Dr. Wenzel Jacob (Hrsg.): "Angkor"

Göttliches Erbe Kambodschas


Kunst und Kultur in Kambodscha von den Anfängen bis in die heutige Zeit

Die Khmer-Kultur und Angkor faszinieren jeden Freund asiatischer Kunst und Architektur. Wenngleich sich die kambodschanische Kunst sowohl bezüglich der vor allem religiös inspirierten Motive als auch des Stils zu einem erheblichen Teil aus dem indischen Vorbild ableitet, so hat sich um Angkor doch etwas Unvergleichliches entwickelt.

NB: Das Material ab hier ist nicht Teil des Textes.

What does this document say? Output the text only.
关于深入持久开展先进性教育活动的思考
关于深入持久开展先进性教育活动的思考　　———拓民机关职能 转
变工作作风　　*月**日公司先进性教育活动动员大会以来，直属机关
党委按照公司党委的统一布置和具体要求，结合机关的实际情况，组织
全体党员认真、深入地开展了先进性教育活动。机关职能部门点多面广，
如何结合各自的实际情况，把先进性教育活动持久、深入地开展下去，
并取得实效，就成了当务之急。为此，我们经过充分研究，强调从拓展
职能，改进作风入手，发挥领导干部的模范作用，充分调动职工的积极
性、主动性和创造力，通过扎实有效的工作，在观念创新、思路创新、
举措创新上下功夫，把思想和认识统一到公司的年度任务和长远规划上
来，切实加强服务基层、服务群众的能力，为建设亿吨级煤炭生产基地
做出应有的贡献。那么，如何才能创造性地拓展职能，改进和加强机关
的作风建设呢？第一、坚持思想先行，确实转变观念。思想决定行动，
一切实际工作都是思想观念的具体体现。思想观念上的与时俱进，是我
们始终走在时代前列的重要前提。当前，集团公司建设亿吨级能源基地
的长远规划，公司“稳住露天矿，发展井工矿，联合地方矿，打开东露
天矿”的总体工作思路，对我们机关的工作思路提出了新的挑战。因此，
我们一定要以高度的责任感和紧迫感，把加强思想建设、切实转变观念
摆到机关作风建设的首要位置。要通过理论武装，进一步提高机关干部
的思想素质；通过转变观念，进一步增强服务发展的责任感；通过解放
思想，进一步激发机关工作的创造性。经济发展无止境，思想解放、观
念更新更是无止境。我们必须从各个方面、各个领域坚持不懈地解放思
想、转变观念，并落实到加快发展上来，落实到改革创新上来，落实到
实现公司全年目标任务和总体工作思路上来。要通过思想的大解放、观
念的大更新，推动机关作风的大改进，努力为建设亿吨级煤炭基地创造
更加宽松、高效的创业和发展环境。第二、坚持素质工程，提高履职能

Das Buch umfasst sechs Abschnitte:

I Die Geburt eines Mythos
II Vorgeschichte und erste Khmer-Reiche am Mekong bis zum 8. Jahrhundert
III  Angkor als Zentrum der Macht 9. bis 12. Jahrhundert
IV Angkor Thom und das Imperium von Jayavarman VII. 
Ende 12. bis Anfang 13.Jahrhundert
V Die Rückkehr an den Mekong - Kontinuität und Wandel
15. bis 20. Jahrhundert
VI Nationale Identität und das Bewahren des Kulturerbes
im heutigen Kambodscha

Im ersten Abschnitt lernt der Leser die wechselhafte und häufig durch die üblichen Vorurteile geprägte Geschichte der Wiederentdeckung Angkors teils durch Khmer-Herrscher, teils durch Europäer ab dem ausgehenden 16. Jahrhundert kennen. Der zweite Abschnitt schildert die Besiedlung der fruchtbaren Gebiete am Mekong seit etwa 4.000 v. Chr., vor allem aber die beiden Reiche Funan und Zhenla, die Angkor vorausgingen. Besondere Bedeutung erlangt der in der Tempelarchitektur des 7. und 8. Jahrhunderts vorherrschende Einfluss von Buddhismus und Brahmanismus. Die vorzüglich gearbeiteten Statuen und Heiligtümer verweisen bereits deutlich auf Angkor, dem der dritte Abschnitt gewidmet ist: Nachdem Jayavarman II. den Thron bestiegen hatte, kam der Angkor-Stil mit den berühmten großflächigen, an typischen Ornamenten reichen Anlagen und den Statuen mit charakteristisch kantigen Gesichtern auf. Ganz besonders ziehen den Betrachter die üppigen Reliefs in den Bann, die umfangreiche Geschichten erzählen, zumeist religiöse Epen wie das Ramayana in seiner Khmer-Variante.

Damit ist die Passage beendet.